Ode to My Family

My lovely girl authored this. 

Ode to my family:

This is what they told us. This is what they said.

He/She was such a great person. Remember that time this & that happened? Man we had some laughs. He/She would give you the shirt off there back. He/She was so caring. Thanks for being there for me he/she. Oh man the great memories. That one time…..oh what I wouldn’t do to have one more minute with him/her. My heart is so heavy. They left the world to soon. Oh god, I’m so glad we got to know each other, that they were there for me, that they helped shape who I am, that they taught me life lessons, that they picked me up when I fell, that they raised me, that we were a family, that you held my hand, that you hugged me, that you stuck by my side, that you loved me, that you wiped away my tears, that you were the man/woman I wanted to be.You were the best friend,mother, uncle, brother, grandparent, neighbor, long lost friend that anyone could of ever asked for.Thanks for loving us, you truly will be missed.

What we say:

Thanks for nothing. Thanks for walking out on me. I was a kid. Where did you go? Where were you? You missed everything. The memories we created that I remember are all dark, sad and hurtful. I laughed one time. I cried a million. You were no father/mother figure in my life. You left. Somehow it was fault. You blame me. You blame the other parent who stuck it out and raised me.
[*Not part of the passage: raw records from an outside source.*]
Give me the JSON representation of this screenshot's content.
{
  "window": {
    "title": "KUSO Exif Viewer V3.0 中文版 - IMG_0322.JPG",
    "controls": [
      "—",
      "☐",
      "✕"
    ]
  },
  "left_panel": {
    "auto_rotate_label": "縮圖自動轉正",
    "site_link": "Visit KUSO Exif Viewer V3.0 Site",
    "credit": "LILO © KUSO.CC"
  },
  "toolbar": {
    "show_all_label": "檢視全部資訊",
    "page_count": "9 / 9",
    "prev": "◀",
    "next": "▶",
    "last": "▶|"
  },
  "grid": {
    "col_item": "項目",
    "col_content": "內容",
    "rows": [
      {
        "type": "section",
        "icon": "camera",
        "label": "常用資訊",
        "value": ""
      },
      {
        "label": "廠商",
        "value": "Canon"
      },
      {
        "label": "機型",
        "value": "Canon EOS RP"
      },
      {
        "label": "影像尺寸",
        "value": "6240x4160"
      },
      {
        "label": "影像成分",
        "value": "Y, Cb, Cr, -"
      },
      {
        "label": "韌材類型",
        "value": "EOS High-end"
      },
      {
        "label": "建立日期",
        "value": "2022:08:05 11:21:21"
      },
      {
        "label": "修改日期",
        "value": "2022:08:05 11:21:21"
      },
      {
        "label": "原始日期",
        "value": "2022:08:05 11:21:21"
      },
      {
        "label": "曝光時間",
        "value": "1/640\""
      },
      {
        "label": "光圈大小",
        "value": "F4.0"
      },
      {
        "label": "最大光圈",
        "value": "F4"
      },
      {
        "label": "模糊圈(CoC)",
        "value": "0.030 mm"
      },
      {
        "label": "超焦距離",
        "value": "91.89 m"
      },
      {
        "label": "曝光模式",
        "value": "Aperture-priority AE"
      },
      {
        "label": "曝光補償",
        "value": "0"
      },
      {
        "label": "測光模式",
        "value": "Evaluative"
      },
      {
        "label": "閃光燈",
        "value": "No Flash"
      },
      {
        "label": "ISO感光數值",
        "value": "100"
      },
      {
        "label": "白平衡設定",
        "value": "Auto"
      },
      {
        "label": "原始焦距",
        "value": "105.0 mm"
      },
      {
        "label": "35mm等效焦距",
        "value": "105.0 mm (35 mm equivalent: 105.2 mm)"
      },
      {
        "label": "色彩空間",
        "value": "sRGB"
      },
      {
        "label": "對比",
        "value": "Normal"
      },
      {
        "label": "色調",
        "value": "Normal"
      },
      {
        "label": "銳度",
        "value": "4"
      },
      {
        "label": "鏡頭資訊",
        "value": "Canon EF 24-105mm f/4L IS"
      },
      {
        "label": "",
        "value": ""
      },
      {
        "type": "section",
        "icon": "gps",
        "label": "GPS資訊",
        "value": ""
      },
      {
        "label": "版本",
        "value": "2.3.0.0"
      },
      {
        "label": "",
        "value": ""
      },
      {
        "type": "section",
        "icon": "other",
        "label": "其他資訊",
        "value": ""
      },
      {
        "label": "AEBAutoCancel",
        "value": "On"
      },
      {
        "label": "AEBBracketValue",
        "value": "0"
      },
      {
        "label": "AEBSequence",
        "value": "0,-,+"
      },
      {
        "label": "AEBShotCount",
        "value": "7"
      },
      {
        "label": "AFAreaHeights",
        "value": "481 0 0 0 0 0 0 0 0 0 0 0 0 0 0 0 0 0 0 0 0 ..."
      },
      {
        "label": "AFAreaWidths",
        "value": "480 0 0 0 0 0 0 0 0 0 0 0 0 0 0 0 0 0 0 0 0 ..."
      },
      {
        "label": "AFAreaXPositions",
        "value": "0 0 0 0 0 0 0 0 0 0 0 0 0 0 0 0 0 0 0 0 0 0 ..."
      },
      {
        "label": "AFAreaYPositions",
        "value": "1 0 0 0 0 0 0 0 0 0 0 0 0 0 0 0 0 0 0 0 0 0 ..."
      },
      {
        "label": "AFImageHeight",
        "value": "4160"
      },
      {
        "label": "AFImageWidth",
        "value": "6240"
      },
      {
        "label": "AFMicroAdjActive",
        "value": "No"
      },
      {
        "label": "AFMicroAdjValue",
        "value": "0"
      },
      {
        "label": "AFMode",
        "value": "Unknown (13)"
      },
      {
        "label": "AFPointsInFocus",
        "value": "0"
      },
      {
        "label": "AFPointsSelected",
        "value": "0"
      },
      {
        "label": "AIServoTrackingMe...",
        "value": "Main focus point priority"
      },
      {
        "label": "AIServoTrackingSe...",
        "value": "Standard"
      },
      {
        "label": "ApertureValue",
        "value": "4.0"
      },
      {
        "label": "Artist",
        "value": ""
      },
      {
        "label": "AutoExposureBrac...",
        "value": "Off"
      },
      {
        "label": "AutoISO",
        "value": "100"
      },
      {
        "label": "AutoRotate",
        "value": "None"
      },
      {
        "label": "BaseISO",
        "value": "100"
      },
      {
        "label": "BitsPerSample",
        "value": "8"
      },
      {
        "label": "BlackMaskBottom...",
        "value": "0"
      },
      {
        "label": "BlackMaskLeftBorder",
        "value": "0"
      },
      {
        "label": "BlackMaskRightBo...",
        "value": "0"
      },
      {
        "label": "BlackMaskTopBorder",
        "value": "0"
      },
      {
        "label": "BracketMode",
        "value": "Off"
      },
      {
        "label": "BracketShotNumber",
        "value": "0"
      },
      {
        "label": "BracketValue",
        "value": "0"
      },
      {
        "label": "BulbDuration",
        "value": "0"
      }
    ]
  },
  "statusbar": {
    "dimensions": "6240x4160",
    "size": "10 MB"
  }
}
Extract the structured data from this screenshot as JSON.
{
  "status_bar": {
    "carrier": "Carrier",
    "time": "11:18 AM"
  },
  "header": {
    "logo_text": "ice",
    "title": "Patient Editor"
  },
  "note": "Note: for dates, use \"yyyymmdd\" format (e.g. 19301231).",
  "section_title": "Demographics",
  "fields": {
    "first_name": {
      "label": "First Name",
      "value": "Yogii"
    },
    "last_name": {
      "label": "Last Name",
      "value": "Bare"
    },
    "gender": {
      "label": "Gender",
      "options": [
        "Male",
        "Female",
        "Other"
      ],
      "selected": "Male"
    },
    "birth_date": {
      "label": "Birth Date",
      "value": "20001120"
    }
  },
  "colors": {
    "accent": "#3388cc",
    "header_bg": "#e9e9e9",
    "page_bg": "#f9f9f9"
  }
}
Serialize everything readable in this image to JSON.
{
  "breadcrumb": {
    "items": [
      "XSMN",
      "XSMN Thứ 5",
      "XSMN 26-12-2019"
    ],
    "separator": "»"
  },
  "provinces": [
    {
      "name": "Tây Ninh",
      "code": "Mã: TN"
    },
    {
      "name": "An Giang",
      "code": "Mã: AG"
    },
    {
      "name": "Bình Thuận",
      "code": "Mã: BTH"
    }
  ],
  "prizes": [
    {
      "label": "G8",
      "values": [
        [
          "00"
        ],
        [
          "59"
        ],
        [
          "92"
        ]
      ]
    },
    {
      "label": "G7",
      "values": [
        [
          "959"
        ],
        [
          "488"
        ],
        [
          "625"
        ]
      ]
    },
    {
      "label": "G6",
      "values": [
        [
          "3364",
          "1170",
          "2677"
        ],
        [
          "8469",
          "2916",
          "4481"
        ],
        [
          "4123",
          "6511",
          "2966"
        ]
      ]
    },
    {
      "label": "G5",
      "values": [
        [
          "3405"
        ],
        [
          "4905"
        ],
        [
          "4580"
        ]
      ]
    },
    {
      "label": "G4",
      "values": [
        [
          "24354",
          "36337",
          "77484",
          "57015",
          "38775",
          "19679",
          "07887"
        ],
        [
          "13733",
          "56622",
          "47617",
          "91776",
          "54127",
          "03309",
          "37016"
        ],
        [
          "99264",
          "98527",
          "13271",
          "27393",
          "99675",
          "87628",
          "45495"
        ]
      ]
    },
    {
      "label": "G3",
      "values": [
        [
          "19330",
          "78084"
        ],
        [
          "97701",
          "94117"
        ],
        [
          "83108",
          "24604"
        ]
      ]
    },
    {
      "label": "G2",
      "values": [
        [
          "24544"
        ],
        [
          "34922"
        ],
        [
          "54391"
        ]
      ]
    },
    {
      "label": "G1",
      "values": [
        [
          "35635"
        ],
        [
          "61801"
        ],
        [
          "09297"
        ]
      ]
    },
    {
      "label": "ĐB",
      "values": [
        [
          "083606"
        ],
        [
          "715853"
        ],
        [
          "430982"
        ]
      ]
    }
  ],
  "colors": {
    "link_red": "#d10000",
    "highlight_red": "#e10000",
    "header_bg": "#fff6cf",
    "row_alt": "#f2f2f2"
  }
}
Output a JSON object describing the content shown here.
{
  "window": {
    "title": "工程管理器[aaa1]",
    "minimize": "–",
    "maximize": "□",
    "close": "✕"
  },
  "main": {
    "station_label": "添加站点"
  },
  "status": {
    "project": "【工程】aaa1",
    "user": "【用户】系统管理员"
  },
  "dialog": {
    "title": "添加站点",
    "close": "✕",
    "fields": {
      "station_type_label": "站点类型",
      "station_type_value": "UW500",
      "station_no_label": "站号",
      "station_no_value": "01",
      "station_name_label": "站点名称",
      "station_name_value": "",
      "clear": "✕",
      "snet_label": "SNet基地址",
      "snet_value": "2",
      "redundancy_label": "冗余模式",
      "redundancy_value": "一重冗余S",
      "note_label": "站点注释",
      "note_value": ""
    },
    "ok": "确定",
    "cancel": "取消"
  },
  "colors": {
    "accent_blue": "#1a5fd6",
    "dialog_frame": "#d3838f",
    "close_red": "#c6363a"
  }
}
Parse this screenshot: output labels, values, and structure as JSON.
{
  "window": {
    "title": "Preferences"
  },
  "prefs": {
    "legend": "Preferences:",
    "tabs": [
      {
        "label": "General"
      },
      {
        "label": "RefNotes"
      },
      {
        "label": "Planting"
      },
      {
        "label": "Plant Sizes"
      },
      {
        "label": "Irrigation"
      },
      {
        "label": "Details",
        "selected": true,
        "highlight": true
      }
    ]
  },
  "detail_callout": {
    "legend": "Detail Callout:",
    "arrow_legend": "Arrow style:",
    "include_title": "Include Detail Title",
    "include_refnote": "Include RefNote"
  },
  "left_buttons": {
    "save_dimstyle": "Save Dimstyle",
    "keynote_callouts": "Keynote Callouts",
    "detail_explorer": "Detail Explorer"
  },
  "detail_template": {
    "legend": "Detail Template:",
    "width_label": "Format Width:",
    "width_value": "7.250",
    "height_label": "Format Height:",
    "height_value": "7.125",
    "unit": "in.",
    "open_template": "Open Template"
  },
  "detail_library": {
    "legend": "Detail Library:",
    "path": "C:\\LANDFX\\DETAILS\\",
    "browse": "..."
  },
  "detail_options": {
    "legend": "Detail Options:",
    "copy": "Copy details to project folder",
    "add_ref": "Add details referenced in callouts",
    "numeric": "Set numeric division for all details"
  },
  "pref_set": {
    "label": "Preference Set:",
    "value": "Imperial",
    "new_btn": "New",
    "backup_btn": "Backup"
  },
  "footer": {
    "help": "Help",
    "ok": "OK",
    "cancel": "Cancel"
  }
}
You say they talked badly about you, but your wrong. Everything negative we thought about you, was because of you. Thanks for leaving me with strangers. Thanks for giving my shit away. Thanks for showing me that abandonment is indeed something people do to there children. Thanks for loving other people more than me. Thanks for showing them your love. Thanks for creating joyful memories with everyone else but me. Thanks for finding time in your busy schedule to not bother with me. Thanks for the hurt that you left behind. Thanks for using your addiction, your past as a crutch therefore not allowing me to blame you, so they say. Thanks for being proud of me, oh wait, I wouldn’t know.Thanks for every fantastic thing you have ever done, oh wait, you haven’t done any. Thanks for letting family and friends think you were such a great man/woman and never revealing how you were towards me. Thanks for making your son/daughter look like the bad guy when all we ever were, were just some kids left behind. But thanks for favoring everyone else over us.Thanks for leaving me behind with no apologies and no closure and thanks for leaving with unanswered questions. Thanks for not fighting to see me, thanks for not calling me, thanks for giving up on me, on us. Thanks for thinking of me on your last days, shit, you didn’t. Thanks for the emptiness you left inside me.Thanks for loving me, oh wait, shit you didn’t do that either. I guess we have no thanks to give to you after all.

But wait, RIP and you truly will be missed, not by me.